(openPR) Oppenheim / Rhein (mxp) - Wie so oft zu Fasching ist es auch dieses Jahr wieder sehr frisch - und rechtzeitig zum Rosenmontag wird es noch kälter mit leichtem Dauerfrost. Da müssen sich die Karnevalisten ordentlich warm schunkeln und Erwärmendes trinken, um nicht als Frostbeule gehen zu müssen. Und den Funkenmariechen drohen Eisbeine.
Der Weiberfaschings-Abend ist überall kalt und ist im Freien mit leicht negativen Temperaturen wenig erwärmend.
Am morgigen Freitag erwartet den Norden eine freundliche Mischung von einigen Wolken und viel Sonne. Nur vereinzelt bleibt es länger trüb. Die Temperaturen liegen tagsüber in den Tälern bei Werten um plus 2 Grad, bei längerem Sonnenschein auch etwas darüber.
In der Mitte bleibt es stellenweise, im Süden vielfach trüb, und die Sonne kommt dort nur selten zum Zug. Dazu kann es im Süden vereinzelt etwas Schnee, im Rheintal auch leichten Schneeregen geben. Die Werte in den Tälern liegen um 3 Grad, in höheren Lagen der Mittelgebirge um den Gefrierpunkt. Überall gesellt sich zudem ein frischer, in Böen örtlich auch starker und unangenehm kalter Wind aus östlichen Richtungen hinzu.
Der Samstag zeigt sich gegenüber dem Freitag kaum verändert. Vor allem im Süden und zum Teil auch im Rhein-Main-Gebiet hat es die Sonne schwer, Lücken in eine hochnebelartig-trübe Bewölkung zu reißen. Der unangenehm kalte Ostwind flaut kaum ab. Nennenswerter Niederschlag steht aber nicht auf dem Programm.

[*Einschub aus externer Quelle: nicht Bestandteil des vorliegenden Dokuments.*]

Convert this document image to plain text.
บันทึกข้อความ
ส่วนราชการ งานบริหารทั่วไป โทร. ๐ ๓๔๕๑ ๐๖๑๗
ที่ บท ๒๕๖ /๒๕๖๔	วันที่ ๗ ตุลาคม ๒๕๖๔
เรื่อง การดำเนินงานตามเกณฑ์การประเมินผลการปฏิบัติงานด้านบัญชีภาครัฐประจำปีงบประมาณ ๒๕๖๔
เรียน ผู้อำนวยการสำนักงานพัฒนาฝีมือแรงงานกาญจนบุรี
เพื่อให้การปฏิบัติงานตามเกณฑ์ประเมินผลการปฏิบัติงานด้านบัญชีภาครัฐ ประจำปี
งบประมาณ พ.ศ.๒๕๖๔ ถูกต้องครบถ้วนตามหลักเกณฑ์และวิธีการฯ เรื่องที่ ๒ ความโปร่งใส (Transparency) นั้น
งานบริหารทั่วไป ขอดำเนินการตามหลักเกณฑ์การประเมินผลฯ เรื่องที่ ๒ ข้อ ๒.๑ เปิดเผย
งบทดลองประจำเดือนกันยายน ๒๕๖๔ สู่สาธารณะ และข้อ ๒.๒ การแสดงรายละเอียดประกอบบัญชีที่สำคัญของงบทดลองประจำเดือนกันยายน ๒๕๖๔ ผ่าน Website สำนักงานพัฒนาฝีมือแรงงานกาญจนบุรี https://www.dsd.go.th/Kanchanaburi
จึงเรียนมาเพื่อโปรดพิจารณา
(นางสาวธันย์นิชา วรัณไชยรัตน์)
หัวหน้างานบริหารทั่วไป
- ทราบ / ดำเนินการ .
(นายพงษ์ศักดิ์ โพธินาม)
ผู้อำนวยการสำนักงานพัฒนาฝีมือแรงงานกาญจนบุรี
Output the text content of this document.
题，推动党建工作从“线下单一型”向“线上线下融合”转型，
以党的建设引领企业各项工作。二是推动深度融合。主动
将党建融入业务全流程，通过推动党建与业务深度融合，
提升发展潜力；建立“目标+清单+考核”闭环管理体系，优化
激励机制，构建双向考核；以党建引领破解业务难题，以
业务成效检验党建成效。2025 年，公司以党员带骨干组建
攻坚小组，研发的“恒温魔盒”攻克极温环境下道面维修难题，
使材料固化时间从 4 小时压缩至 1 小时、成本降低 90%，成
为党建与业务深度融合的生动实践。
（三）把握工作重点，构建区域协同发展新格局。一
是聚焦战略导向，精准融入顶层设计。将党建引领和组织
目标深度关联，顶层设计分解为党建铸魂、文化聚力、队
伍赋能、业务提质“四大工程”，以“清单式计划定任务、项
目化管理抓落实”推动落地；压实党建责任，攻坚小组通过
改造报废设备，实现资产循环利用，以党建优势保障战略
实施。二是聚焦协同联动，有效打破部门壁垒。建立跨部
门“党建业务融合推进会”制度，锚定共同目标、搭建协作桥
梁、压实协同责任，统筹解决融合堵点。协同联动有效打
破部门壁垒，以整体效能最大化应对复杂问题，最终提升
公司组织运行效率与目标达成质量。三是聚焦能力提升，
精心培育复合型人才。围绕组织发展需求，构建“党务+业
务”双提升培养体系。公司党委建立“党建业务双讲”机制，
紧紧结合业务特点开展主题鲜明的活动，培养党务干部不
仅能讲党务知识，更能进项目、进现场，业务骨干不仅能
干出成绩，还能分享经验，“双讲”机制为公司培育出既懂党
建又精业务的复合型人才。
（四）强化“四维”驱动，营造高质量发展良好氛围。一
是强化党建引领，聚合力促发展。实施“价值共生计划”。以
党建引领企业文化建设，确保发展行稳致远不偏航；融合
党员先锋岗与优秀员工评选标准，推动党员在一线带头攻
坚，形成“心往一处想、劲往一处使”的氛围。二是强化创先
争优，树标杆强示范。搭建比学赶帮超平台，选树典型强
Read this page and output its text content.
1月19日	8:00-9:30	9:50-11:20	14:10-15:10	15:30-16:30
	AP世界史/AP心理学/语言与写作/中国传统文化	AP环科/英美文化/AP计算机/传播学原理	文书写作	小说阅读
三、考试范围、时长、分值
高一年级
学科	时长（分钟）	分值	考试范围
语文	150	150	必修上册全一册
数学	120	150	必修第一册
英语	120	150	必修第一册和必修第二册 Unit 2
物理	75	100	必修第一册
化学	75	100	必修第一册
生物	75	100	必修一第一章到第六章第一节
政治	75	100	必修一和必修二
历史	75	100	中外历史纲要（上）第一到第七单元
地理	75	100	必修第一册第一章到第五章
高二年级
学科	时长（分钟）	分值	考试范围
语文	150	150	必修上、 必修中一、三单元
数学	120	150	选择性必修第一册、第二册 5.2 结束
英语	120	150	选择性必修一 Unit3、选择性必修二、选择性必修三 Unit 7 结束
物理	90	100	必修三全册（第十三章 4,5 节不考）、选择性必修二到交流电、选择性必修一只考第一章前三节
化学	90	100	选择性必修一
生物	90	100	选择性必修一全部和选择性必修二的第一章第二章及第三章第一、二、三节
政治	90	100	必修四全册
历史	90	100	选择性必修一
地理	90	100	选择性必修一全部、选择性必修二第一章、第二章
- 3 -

Der Sonntag zeigt sich wechselnd wolkig im Westen und teils stärker bewölkt im Osten. Bei auf Nord drehendem Wind kann es vor allem im Nordosten und Osten sowie über den Mittelgebirgen und später südlich der Donau zu etwas Schneefall oder Schauern kommen. Die Werte im Flachland liegen im Norden um 0 Grad, im Süden um 3 Grad. In den Bergen beginnen die Temperaturen merklich zu sinken.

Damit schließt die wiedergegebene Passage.